One hundred and fifty-two Romanian saints are interceding for us in heaven, before God. The Romanian Orthodox Church has canonized these Saints during a period of seventy years. On the second Sunday after Pentecost (Synaxis of All Romanian Saints), His Beatitude Patriarch Daniel explained what the canonization process entails.
“Most of the saints we know were first venerated by the people who felt the work of God’s grace, and the Church confirmed this holiness that God gave to the saints and that the people felt spiritually.”
“So, the Church does not grant holiness, but holiness comes from God through the Church, and also through the many labours of the saints. The Church ascertains and proclaims holiness, that is, in theological language, the Church is the one that canonizes saints,” the Patriarch said on Sunday, during his homily delivered for the patronal feast of the Romanian Saints’ Hall of the Patriarchal Residence.
What does “canonize” mean?
Patriarch Daniel explained that in Greek, the word canon means measure. “So, when the Church canonized some people, it meant that she considered them a measure or model of Christian living,” His Beatitude pointed out.
“Canonization means that a person had a right faith and a right lifestyle and was considered a model of holy life that others can follow.”
“So, canonization means that the Church is convinced that a person has had the right faith and the right life and has been pleasing to God and has enlightened through their life those around them. In Greek, this act is not called canonization, but the proclamation of holiness.”
Principally, said the Patriarch of Romania, the Church ascertains the holiness of some people and confesses it, makes it known publicly.
“In the Romanian Orthodox Church, canonization is an act of decision of the Holy Synod. The proclamation of canonization or the solemn public announcement of this canonization is made in a liturgical setting, during or at the end of the Divine Liturgy. This proclamation means that the act of canonization is brought to the notice of the clergy and the faithful through a Toms of canonization of the Holy Synod.”
His Beatitude Patriarch Daniel highlighted that from 1950 to 2020, the Romanian Orthodox Church “had the special blessing from God to be able to canonize and proclaim the canonization of several saints.”
“During this time, 84 canonizations took place, and the sanctity of 152 saints was proclaimed. So, we have 152 Romanian saints in the calendar of our Church. Every month 1-2 or more Romanian saints are commemorated.”
The Romanian saints are included in two broad categories: those of the 3rd-6th centuries, called Proto-Romanians, and those of the 9th-20th centuries. The saints of antiquity from the 3rd-6th centuries are 76 in number, while from the 9th century to the 20th century, we also have 76 saints, His Beatitude noted.

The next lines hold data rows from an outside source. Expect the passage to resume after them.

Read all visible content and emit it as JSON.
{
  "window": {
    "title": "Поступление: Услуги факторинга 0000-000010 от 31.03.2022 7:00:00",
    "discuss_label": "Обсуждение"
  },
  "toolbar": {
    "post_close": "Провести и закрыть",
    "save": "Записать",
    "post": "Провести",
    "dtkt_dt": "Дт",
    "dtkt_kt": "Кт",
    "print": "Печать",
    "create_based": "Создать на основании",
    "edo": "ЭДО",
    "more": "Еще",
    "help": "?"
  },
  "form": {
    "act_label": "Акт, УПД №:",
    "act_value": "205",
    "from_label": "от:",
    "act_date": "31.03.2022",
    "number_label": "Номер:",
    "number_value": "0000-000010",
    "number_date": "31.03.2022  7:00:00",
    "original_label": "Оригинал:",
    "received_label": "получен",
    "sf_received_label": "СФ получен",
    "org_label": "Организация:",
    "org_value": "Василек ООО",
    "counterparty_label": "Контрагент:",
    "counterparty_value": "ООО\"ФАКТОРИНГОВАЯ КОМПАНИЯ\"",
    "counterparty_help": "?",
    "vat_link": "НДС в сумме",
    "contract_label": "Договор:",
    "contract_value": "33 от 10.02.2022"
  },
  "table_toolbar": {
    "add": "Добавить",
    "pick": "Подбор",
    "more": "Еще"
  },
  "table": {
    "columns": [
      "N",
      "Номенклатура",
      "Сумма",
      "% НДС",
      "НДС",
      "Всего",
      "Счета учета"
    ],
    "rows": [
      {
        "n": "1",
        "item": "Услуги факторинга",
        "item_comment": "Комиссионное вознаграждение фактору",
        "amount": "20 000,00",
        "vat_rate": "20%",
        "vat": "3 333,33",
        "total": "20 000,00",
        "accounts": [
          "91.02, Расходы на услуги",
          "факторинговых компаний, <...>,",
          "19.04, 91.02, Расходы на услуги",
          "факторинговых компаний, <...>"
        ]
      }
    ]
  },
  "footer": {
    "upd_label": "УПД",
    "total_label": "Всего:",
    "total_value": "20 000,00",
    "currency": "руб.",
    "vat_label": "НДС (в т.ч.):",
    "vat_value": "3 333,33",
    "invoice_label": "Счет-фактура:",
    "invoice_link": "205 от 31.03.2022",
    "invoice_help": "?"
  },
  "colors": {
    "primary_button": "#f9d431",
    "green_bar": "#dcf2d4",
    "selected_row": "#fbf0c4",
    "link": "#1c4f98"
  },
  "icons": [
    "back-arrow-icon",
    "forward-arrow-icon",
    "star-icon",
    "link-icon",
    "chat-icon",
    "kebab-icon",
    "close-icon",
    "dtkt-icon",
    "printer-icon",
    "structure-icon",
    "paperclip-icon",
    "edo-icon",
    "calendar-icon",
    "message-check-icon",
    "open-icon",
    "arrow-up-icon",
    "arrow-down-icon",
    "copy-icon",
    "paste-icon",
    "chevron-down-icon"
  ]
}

“We must remember, however, that most of the Proto-Romanian and Romanian saints are holy martyrs. Eighty-four of the saints are martyrs, including the 26 Romanian martyrs from Gothia, celebrated on March 26. Also, of the 152 saints, the second most numerous category is that of the venerable saints; we have 38 venerable saints. Then, of course, we have other categories, namely 25 holy hierarchs.”
Known and unknown Saints
His Beatitude explained that this Sunday, instituted by the Holy Synod in 1992, “we commemorate in full communion all known and unknown Romanian saints, those listed in the calendar or synaxarium and those still uncanonized or unknown to people, but known by God.”

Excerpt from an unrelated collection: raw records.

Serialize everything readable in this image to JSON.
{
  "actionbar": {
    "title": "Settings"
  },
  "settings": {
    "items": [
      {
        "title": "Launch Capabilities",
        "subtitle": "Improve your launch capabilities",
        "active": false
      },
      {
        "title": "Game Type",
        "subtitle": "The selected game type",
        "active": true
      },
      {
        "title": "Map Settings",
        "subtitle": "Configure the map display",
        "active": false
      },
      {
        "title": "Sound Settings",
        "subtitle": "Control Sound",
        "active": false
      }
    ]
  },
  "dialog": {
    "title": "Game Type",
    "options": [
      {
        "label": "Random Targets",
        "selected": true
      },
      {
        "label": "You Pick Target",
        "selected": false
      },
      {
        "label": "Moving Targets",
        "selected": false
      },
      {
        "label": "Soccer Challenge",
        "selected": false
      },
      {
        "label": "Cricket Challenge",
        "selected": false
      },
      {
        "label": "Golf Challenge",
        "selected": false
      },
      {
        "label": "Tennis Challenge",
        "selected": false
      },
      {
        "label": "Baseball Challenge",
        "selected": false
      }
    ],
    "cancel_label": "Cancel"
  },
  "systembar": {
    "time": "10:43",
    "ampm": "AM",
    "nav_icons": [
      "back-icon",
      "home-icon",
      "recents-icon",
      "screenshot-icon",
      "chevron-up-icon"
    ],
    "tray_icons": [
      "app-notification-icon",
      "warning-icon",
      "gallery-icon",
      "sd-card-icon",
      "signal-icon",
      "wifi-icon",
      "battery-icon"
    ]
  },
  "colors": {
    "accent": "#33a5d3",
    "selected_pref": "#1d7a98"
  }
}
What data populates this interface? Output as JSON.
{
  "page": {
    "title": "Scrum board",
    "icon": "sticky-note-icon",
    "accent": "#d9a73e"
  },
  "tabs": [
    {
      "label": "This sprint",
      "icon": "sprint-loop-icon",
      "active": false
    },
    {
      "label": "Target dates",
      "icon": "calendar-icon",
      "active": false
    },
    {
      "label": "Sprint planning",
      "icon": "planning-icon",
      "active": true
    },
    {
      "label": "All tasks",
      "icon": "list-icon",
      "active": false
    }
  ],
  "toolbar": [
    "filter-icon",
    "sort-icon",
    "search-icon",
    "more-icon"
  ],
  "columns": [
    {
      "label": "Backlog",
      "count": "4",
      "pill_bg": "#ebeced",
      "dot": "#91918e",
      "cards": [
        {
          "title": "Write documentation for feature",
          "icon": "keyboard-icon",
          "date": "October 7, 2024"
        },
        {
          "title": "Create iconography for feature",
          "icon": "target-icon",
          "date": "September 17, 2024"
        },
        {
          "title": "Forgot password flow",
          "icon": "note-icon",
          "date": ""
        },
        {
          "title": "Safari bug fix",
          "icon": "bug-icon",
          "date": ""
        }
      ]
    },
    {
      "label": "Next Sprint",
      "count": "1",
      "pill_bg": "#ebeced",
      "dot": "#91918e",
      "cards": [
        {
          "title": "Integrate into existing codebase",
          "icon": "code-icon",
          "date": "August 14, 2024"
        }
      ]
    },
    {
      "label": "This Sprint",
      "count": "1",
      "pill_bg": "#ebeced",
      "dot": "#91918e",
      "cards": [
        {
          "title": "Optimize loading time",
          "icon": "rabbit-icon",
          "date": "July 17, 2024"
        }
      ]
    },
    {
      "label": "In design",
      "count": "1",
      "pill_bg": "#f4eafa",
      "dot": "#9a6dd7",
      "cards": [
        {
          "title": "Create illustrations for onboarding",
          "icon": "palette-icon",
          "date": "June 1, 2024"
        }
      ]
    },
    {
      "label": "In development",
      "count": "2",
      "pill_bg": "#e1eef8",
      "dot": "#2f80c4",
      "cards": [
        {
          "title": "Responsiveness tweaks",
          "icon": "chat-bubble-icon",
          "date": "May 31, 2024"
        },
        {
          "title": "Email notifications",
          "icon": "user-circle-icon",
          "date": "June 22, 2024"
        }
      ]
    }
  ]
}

“There are many saints known only to God and whom He reveals when He wills and how He wills. It has been seen that in the history of the Universal Orthodox Church some saints were proclaimed, as such, a few years after their passing to eternal life, and others were discovered later and entered the calendar 500 years after their repose. It is a great mystery how God reveals the holiness of the people well-pleasing to Him who have fulfilled the will of God in their lives.”
Who are the saints unknown to people?
“There are the saints who showed the right faith, the right life and especially, these saints are the ones who made the Gospel of Christ fruitful in the life of the Romanian people (…) We also have a lot of venerable people who lived in hermitages, in monasteries hidden in the mountains, in caves, in places where they fasted and prayed a lot. We have holy hierarchs, priests and deacons who confessed Christ; we have holy clergy who have strengthened the people in the faith, holy voivodes who have defended the faith before the migrating peoples, built holy places; we have a lot of soldiers with righteous faith and pure life who sacrificed themselves to defend the homeland and the Christian faith in these lands,” His Beatitude noted July 4.
“We have a lot of mothers and fathers who raised children in the faith and educated them to keep the commandment of love for God and their neighbour; a lot of merciful people who built churches helped the poor, developed social work; a multitude of right-believing teachers who enlightened the people through a chosen Christian education. All these categories of hardworking, faithful and generous people are remembered today on the Sunday of the Romanian Saints.”
The Hall of the Romanian Saints is located at the entrance to the Patriarchal Residence. It was consolidated and restored in 2015-2016. The old painting was replaced due to its irreparable degradation, with a new iconography in the mosaic technique depicting Romanian Saints canonized in the last decades. It was consecrated on May 21, 2016.